Every record is signed with a private key that only SealVera holds. The signature covers every field in the record. If any field is changed — by anyone, including SealVera staff — the signature fails verification. You can verify any record yourself using the Verify button, or independently using the public key at /api/public-key.
Can SealVera staff delete or modify our records?
Records can be deleted from the database, which is why the hash chain matters. Any deletion breaks the chain in a way that is immediately detectable. Regular chain integrity checks — available on demand and automatically logged — would surface any gap. On Enterprise plans with private cloud deployment, SealVera staff have no access to your data at all.
What if our AI does not return structured reasoning — can we still use this for compliance?
Yes. SealVera's auto-reasoning feature injects a minimal instruction asking the AI to return structured evidence. It does this automatically, without your engineers needing to change anything. The result is Agent-provided evidence that the AI itself produced. If you need maximum control over the exact format, your engineering team can configure the prompt explicitly — but for most compliance purposes, auto-reasoning is sufficient.
How do we handle a subject access request where someone wants to see the AI decision made about them?
Search for the decision by customer ID, applicant ID, or any identifier present in the decision input. Open the record. The evidence trail shows exactly what factors were considered and what values were observed for that individual. You can share this record — or an export of it — directly with the requestor.
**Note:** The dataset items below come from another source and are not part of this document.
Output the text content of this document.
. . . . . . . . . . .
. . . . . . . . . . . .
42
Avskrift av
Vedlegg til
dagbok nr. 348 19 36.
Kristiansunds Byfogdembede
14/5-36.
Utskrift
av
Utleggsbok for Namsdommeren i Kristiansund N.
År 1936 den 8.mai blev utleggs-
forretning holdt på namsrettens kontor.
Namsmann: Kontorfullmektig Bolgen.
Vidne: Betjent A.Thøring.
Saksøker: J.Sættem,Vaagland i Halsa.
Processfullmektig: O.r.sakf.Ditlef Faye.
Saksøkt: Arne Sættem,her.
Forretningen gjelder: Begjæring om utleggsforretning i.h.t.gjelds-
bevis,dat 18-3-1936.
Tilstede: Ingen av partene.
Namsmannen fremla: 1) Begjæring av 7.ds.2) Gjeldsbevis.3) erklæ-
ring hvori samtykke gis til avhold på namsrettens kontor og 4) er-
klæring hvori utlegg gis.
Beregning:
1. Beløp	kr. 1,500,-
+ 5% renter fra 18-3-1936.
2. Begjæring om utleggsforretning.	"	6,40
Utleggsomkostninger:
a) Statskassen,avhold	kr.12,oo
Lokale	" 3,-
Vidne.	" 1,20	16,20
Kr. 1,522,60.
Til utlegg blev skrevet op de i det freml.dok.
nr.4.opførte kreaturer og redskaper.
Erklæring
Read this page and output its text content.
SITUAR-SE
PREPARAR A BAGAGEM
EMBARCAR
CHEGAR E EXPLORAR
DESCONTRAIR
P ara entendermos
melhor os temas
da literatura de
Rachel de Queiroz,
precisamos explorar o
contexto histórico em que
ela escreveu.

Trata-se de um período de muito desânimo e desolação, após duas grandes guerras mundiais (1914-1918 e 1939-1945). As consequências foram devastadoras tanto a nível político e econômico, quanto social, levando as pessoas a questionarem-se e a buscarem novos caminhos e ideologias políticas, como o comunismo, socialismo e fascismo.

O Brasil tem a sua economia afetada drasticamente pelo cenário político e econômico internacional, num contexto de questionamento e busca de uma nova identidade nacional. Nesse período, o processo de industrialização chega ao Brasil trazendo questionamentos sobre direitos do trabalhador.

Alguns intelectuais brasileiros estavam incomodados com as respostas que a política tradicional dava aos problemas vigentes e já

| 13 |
It constitutes a meaningful explanation under GDPR Article 22.
We have multiple AI agents across different teams. Can compliance see all of them in one place?
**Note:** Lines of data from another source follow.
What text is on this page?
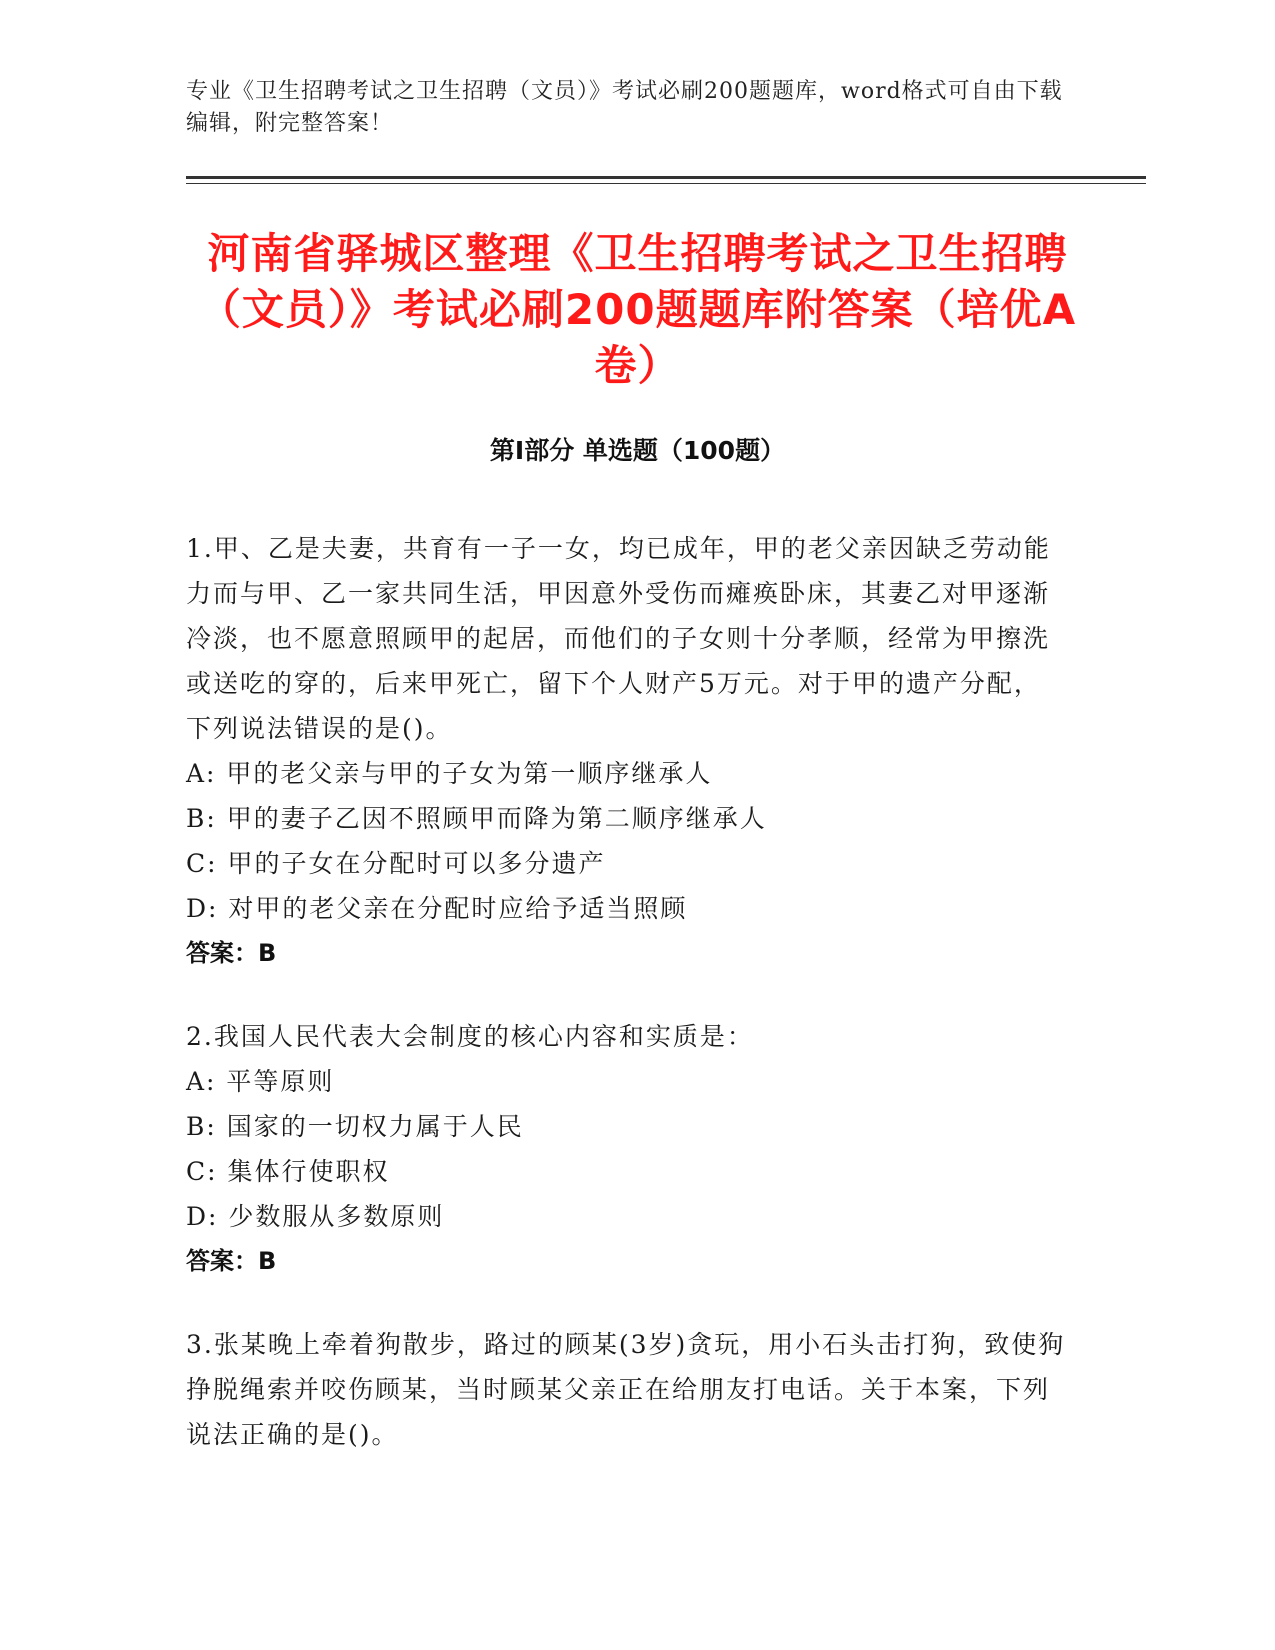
专业《卫生招聘考试之卫生招聘（文员）》考试必刷200题题库，word格式可自由下载编辑，附完整答案！
河南省驿城区整理《卫生招聘考试之卫生招聘（文员）》考试必刷200题题库附答案（培优A卷）
第Ⅰ部分 单选题（100题）

1.甲、乙是夫妻，共育有一子一女，均已成年，甲的老父亲因缺乏劳动能力而与甲、乙一家共同生活，甲因意外受伤而瘫痪卧床，其妻乙对甲逐渐冷淡，也不愿意照顾甲的起居，而他们的子女则十分孝顺，经常为甲擦洗或送吃的穿的，后来甲死亡，留下个人财产5万元。对于甲的遗产分配，下列说法错误的是()。

A: 甲的老父亲与甲的子女为第一顺序继承人

B: 甲的妻子乙因不照顾甲而降为第二顺序继承人

C: 甲的子女在分配时可以多分遗产

D: 对甲的老父亲在分配时应给予适当照顾

答案：B

2.我国人民代表大会制度的核心内容和实质是：

A: 平等原则

B: 国家的一切权力属于人民

C: 集体行使职权

D: 少数服从多数原则

答案：B

3.张某晚上牵着狗散步，路过的顾某(3岁)贪玩，用小石头击打狗，致使狗挣脱绳索并咬伤顾某，当时顾某父亲正在给朋友打电话。关于本案，下列说法正确的是()。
Yes. All agents connected to your SealVera account appear in the left sidebar. The top-level view shows decisions across all agents. You can filter by agent, by date, by decision type, or search across all records. The compliance report can cover all agents or a specific agent over any time range.
What happens if the AI makes a decision while SealVera is temporarily offline?
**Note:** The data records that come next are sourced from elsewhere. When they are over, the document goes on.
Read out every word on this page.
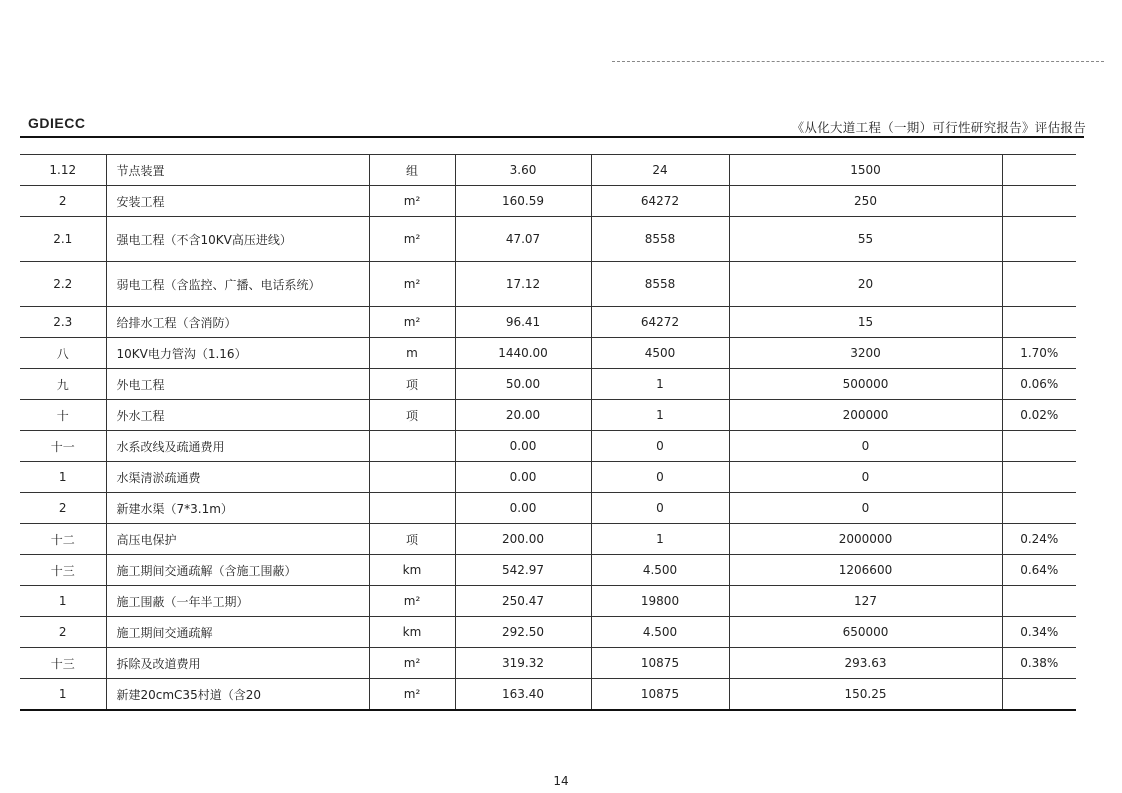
GDIECC	《从化大道工程（一期）可行性研究报告》评估报告
1.12	节点装置	组	3.60	24	1500	
2	安装工程	m²	160.59	64272	250	
2.1	强电工程（不含10KV高压进线）	m²	47.07	8558	55	
2.2	弱电工程（含监控、广播、电话系统）	m²	17.12	8558	20	
2.3	给排水工程（含消防）	m²	96.41	64272	15	
八	10KV电力管沟（1.16）	m	1440.00	4500	3200	1.70%
九	外电工程	项	50.00	1	500000	0.06%
十	外水工程	项	20.00	1	200000	0.02%
十一	水系改线及疏通费用		0.00	0	0	
1	水渠清淤疏通费		0.00	0	0	
2	新建水渠（7*3.1m）		0.00	0	0	
十二	高压电保护	项	200.00	1	2000000	0.24%
十三	施工期间交通疏解（含施工围蔽）	km	542.97	4.500	1206600	0.64%
1	施工围蔽（一年半工期）	m²	250.47	19800	127	
2	施工期间交通疏解	km	292.50	4.500	650000	0.34%
十三	拆除及改道费用	m²	319.32	10875	293.63	0.38%
1	新建20cmC35村道（含20	m²	163.40	10875	150.25	
14
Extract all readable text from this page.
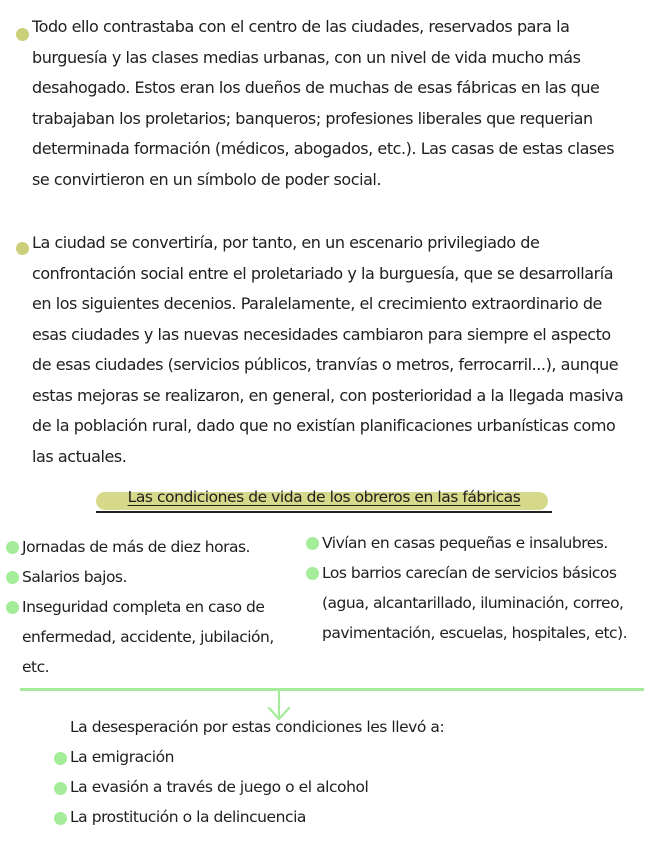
Todo ello contrastaba con el centro de las ciudades, reservados para la burguesía y las clases medias urbanas, con un nivel de vida mucho más desahogado. Estos eran los dueños de muchas de esas fábricas en las que trabajaban los proletarios; banqueros; profesiones liberales que requerian determinada formación (médicos, abogados, etc.). Las casas de estas clases se convirtieron en un símbolo de poder social.
La ciudad se convertiría, por tanto, en un escenario privilegiado de confrontación social entre el proletariado y la burguesía, que se desarrollaría en los siguientes decenios. Paralelamente, el crecimiento extraordinario de esas ciudades y las nuevas necesidades cambiaron para siempre el aspecto de esas ciudades (servicios públicos, tranvías o metros, ferrocarril...), aunque estas mejoras se realizaron, en general, con posterioridad a la llegada masiva de la población rural, dado que no existían planificaciones urbanísticas como las actuales.
Las condiciones de vida de los obreros en las fábricas
Jornadas de más de diez horas.
Salarios bajos.
Inseguridad completa en caso de enfermedad, accidente, jubilación, etc.
Vivían en casas pequeñas e insalubres.
Los barrios carecían de servicios básicos (agua, alcantarillado, iluminación, correo, pavimentación, escuelas, hospitales, etc).
La desesperación por estas condiciones les llevó a:
La emigración
La evasión a través de juego o el alcohol
La prostitución o la delincuencia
This is a gap. If your AI agent makes decisions while SealVera is unreachable, those decisions are not logged. For regulated environments, your engineering team should configure your agents to queue or hold decisions if SealVera is unavailable, or to fail open with a human review flag. Discuss your specific requirements with your engineering team and SealVera support.
We are approaching an audit and we just connected SealVera. How far back do our records go?
SealVera begins logging from the day you connect. It cannot create records for decisions made before connection. Check your retention coverage in the dashboard (Organization tab) to see your first logged date. If you have a gap, your engineering team should prioritize running a historical data import if your AI system logged its own outputs in a format that can be ingested.